Surreale che il Parlamento abbia applaudito, visto che i partiti principali, nessuno escluso, e numerosi parlamentari sono i responsabili diretti della carenza ultradecennale della politica energetica italiana. Costoro hanno relegato per anni l’energia agli ultimi posti nell’agenda politica, quando non hanno apertamente ostacolato lo sviluppo delle rinnovabili e l’estensione dell’efficientamento, in contrasto con le tesi ambientaliste costantemente accantonate se non evitate all’interno dei partiti che hanno governato l’Italia negli ultimi trenta anni.

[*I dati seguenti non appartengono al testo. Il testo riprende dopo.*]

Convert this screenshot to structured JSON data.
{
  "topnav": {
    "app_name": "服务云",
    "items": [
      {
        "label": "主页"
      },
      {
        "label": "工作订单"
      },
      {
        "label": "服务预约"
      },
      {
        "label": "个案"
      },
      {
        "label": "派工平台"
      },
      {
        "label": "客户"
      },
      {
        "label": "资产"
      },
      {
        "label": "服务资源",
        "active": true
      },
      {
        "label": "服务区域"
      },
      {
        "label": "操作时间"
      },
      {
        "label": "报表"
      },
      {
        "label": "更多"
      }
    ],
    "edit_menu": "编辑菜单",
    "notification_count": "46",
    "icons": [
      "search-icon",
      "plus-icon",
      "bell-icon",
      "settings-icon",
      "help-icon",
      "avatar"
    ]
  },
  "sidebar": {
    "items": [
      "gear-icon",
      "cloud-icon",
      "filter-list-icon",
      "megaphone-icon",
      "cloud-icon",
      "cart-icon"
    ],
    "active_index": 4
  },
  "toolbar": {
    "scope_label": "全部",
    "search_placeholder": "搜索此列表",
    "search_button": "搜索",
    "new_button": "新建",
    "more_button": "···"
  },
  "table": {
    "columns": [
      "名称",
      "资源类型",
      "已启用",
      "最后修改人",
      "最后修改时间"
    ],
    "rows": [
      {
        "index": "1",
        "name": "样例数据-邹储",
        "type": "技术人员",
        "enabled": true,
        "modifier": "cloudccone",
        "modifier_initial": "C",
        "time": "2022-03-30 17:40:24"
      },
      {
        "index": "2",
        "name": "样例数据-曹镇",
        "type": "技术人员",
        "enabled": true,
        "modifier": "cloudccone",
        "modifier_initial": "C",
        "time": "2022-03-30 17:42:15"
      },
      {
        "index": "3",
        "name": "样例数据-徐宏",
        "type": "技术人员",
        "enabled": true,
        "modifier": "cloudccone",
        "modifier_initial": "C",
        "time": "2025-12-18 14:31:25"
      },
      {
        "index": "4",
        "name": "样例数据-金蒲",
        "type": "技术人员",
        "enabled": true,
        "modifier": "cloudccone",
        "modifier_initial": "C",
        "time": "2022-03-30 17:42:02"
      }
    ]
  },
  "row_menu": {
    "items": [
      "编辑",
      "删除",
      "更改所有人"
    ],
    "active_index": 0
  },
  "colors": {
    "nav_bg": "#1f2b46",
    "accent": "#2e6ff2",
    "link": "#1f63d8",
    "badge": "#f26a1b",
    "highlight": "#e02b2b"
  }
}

Qualcosa si è fatto ma con difficoltà, ritardi, e portando avanti una continua battaglia ad ogni livello, anche regionale e locale, contro tesi superate ma in voga fra la maggioranza degli esponenti politici. Fermo restando che ora importiamo il 40% del gas dalla Russia, e questo è un fatto.
Non per polemizzare, ma perché è giusto che ciascuno si assuma le proprie responsabilità.
A breve farò seguire un’analisi più dettagliata.